Medical Spoken Named Entity Recognition: Overview and Analysis
The paper "Medical Spoken Named Entity Recognition" introduces VietMed-NER, a pioneer dataset focusing on Named Entity Recognition (NER) within the medical domain of spoken language. This dataset addresses the complexities and challenges associated with NER tasks specifically tailored for medical conversations in Vietnamese, a largely underrepresented language in spoken NER research. The dataset is presented as the largest of its kind, featuring 18 distinct entity types pertinent to the medical domain, showcasing a substantial contribution to the field.
Dataset and Methodology
The VietMed-NER dataset is constructed using real-world audio from the VietMed ASR dataset. It introduces 18 medically relevant entity types, integrated into 9,000 annotated sentences. The distribution into training, development, and test sets, adhering to respective durations, is aimed at leveraging the capabilities of large pre-trained models. The annotation process employs a novel methodology titled "Recursive Greedy Mapping." This approach is devised to enhance annotation efficiency and ensure consistency, counteracting challenges of data quality, such as missing entity tags and segmentation errors traditionally seen in other datasets.

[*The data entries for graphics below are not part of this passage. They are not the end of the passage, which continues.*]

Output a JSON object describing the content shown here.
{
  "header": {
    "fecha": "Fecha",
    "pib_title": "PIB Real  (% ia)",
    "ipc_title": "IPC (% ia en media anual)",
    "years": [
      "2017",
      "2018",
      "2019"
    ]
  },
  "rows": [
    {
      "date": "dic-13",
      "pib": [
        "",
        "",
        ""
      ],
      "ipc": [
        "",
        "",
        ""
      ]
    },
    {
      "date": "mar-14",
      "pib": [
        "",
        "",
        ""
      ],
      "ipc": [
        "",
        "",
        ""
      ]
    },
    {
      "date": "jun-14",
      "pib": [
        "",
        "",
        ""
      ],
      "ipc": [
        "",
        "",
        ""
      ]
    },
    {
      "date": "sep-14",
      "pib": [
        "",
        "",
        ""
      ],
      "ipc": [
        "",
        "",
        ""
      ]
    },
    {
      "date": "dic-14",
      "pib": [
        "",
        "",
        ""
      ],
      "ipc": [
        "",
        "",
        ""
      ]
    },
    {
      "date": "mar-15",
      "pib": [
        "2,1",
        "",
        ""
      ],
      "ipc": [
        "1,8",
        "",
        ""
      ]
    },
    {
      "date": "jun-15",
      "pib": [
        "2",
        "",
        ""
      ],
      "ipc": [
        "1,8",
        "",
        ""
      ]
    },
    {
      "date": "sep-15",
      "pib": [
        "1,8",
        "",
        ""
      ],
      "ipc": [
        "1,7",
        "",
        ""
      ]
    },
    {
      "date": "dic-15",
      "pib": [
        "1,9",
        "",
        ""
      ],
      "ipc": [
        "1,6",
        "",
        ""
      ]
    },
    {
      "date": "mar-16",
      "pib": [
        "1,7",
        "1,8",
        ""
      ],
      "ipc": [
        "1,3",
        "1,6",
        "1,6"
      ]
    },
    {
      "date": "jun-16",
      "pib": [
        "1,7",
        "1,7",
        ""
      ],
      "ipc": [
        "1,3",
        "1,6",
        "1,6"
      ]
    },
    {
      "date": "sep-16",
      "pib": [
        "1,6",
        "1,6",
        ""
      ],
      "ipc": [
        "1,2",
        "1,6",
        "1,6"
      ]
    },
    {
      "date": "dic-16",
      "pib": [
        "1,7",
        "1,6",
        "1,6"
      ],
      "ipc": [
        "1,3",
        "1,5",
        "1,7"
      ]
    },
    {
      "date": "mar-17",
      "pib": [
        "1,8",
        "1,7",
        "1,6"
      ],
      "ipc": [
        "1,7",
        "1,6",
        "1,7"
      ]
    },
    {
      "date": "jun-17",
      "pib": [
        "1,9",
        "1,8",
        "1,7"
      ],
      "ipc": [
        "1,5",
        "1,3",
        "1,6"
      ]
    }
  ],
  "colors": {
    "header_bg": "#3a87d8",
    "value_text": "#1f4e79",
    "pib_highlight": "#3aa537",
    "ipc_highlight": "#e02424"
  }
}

Experimental Setup and Models
The research employs a two-stage pipeline approach for spoken NER, encompassing first the transcription of audio using ASR models followed by NER. For Automatic Speech Recognition (ASR), the paper utilizes models pre-trained on extensive Vietnamese data, specifically examining w2v2-Viet and XLSR-53-Viet models. The Word Error Rates (WERs) observed were 29.0% and 28.8%, respectively.
For the NER task, a comparative analysis of multiple state-of-the-art monolingual and multilingual pre-trained models is conducted. This includes models like PhoBERT, ViDeBERTa, XLM-R, and others varying significantly in the volume of pre-training data. XLM-R models, trained on 2.5TB of multilingual data, consistently outperform their monolingual counterparts, demonstrating the advantage of extensive pre-training and multilingual capability in NER tasks.
Results and Performance
The NER model analysis on reference text indicated that PhoBERT_base-v2 outperformed smaller monolingual counterparts, likely benefiting from increased training data. However, XLM-R large, a multilingual model with extensive training data, yielded superior results across both reference text and ASR outputs, with an F1 score of 74.0% on reference text, emphasizing the efficacy of larger multilingual models for spoken NER tasks.
Implications and Future Directions
The introduction of the VietMed-NER dataset promises advancements in various medical language processing applications, such as correcting errors in medical ASR outputs or enhancing privacy in speech data mining. Future research directions could include exploring more robust models tailored for low-resource languages like Vietnamese and further refining the annotation methodology for consistency across multilingual datasets.
The findings suggest that multilingual models with sufficient pre-training can offer substantial improvements in NER tasks, potentially guiding future research in AI towards focusing on data diversity and the transferability of model capabilities across languages. Additionally, exploring new annotation methodologies like Recursive Greedy Mapping could pave the way for innovation in dataset creation and reliability, particularly in resource-constrained settings.